I encounter these kinds of problems quite frequently. What kind of documentation would I need to read to be fluent in these matters?
One option would be to compare with equally sized elements. For this we can replicate the elements in 'nv' each by number of rows of 'df' (rep(nv, each=nrow(df))) and compare with df or use the col function that does similar output as rep.
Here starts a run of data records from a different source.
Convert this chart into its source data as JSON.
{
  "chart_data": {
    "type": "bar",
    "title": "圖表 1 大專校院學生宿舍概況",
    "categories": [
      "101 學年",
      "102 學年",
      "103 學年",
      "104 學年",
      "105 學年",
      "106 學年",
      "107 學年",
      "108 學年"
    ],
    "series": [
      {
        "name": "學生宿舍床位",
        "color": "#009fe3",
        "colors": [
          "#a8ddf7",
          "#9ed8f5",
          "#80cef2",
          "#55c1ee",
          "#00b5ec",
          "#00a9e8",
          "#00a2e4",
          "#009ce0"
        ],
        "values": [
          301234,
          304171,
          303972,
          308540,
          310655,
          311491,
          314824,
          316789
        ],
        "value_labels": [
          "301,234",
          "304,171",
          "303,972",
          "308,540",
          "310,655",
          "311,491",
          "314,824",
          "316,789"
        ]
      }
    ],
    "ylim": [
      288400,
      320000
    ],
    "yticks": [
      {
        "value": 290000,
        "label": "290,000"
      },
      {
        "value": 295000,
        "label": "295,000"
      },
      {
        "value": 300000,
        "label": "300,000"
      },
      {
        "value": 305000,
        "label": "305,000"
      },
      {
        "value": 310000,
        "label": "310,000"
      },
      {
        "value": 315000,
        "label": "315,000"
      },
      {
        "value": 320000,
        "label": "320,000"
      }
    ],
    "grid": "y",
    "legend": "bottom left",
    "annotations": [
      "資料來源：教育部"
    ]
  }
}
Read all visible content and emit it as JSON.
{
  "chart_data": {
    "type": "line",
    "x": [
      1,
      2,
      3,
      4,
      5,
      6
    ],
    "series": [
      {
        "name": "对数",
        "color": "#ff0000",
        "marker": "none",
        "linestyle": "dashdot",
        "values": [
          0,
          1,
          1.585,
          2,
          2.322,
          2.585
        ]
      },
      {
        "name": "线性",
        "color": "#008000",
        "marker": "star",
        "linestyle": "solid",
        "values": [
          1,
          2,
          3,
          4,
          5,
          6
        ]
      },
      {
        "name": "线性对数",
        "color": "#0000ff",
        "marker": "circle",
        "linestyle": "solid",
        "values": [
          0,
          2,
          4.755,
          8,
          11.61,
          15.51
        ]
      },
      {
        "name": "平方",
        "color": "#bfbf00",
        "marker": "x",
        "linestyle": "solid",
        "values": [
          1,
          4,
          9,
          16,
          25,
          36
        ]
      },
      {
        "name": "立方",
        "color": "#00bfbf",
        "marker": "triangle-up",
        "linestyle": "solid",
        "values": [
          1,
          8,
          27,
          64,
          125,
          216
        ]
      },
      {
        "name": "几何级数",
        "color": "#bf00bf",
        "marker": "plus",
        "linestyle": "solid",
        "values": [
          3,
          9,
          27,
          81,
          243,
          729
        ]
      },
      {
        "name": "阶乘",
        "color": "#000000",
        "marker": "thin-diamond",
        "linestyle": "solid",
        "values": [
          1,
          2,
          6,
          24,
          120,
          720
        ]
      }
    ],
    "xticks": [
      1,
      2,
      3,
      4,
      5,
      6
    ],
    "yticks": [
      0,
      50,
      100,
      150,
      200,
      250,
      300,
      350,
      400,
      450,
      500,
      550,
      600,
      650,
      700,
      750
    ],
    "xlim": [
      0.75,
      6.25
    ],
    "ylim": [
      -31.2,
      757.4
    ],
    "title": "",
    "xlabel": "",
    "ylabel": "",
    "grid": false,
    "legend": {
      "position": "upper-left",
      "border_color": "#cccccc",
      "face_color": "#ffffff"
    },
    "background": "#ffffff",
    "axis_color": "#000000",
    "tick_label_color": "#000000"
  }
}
which(df > nv[col(df)], arr.ind=TRUE)
If you need a logical matrix that corresponds to comparison of each column with each element of 'nv'
sweep(df, 2, nv, FUN='>')
You could also use mapply:
mapply(FUN=function(x, y)which(x > y), x=df, y=nv)
#$v1
#[1] 7 8 9 10
#
#$v2
#[1] 2 3 4 5 6 7 8 9 10
#
#$v3
#[1] 9 10
I think these sorts of situations are tricky because normal looping solutions (e.g. the apply function) only loop through one object, but you need to loop both through df and nv simultaneously. One approach is to loop through the indices and to use them to grab the appropriate information from both df and nv. A convenient way to loop through indices is the sapply function:
sapply(seq_along(nv), function(x) which(df[,x] > nv[x]))
# [[1]]
# [1] 7 8 9 10
#
# [[2]]
# [1] 2 3 4 5 6 7 8 9 10
#
# [[3]]
# [1] 9 10